In: Math
There is some evidence that, in the years 1981-85, a simple name change resulted in a short-term increase in the price of certain business firms' stocks (relative to the prices of similar stocks). (See D. Horsky and P. Swyngedouw, "Does it pay to change your company's name? A stock market perspective," Marketing Science v.6, pp. 320-35,1987.) Suppose that, to test the profitability of name changes in the more recent market (the past five years), we analyze the stock prices of a large sample of corporations shortly after they changed names, and we find that the mean relative increase in stock price was about 0.89%, with a standard deviation of 0.16%. Suppose that this mean and standard deviation apply to the population of all companies that changed names during the past five years. Complete the following statements about the distribution of relative increases in stock price for all companies that changed names during the past five years.

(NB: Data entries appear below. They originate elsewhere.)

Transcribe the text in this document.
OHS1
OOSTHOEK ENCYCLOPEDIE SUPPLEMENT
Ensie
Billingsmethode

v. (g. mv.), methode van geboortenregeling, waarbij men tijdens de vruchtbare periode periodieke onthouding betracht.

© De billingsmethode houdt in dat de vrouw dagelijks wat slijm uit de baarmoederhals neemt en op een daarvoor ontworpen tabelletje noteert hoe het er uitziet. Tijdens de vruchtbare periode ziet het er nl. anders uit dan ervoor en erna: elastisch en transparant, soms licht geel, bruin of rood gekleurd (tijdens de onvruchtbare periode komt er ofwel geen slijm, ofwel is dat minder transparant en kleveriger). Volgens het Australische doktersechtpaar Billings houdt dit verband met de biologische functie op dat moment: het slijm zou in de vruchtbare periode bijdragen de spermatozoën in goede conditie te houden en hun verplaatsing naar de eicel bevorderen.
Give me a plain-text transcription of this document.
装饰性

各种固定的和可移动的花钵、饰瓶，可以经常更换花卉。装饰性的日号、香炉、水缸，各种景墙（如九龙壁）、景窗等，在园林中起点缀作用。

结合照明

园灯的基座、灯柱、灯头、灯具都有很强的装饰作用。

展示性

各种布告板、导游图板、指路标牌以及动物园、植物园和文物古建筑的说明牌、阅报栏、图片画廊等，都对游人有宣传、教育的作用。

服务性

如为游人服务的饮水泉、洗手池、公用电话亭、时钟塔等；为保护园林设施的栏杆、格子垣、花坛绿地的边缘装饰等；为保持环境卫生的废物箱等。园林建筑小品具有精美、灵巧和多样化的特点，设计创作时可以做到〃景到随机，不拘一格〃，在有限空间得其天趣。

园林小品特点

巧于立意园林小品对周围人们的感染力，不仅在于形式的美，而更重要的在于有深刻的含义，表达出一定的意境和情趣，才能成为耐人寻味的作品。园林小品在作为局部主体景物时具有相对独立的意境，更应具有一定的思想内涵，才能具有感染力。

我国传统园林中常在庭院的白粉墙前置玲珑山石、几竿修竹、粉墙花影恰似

(a) According to Chebyshev's theorem, at least of the relative increases in stock price lie between 0.57 % and 1.21 %.
(b) According to Chebyshev's theorem, at least of the relative increases in stock price lie between 0.65 % and 1.13 %.
(c) Suppose that the distribution is bell-shaped. According to the empirical rule, approximately of the relative increases in stock price lie between 0.57 % and 1.21 %. (d) Suppose that the distribution is bell-shaped. According to the empirical rule, approximately 99.7% of the relative increases in stock price lie between % and %.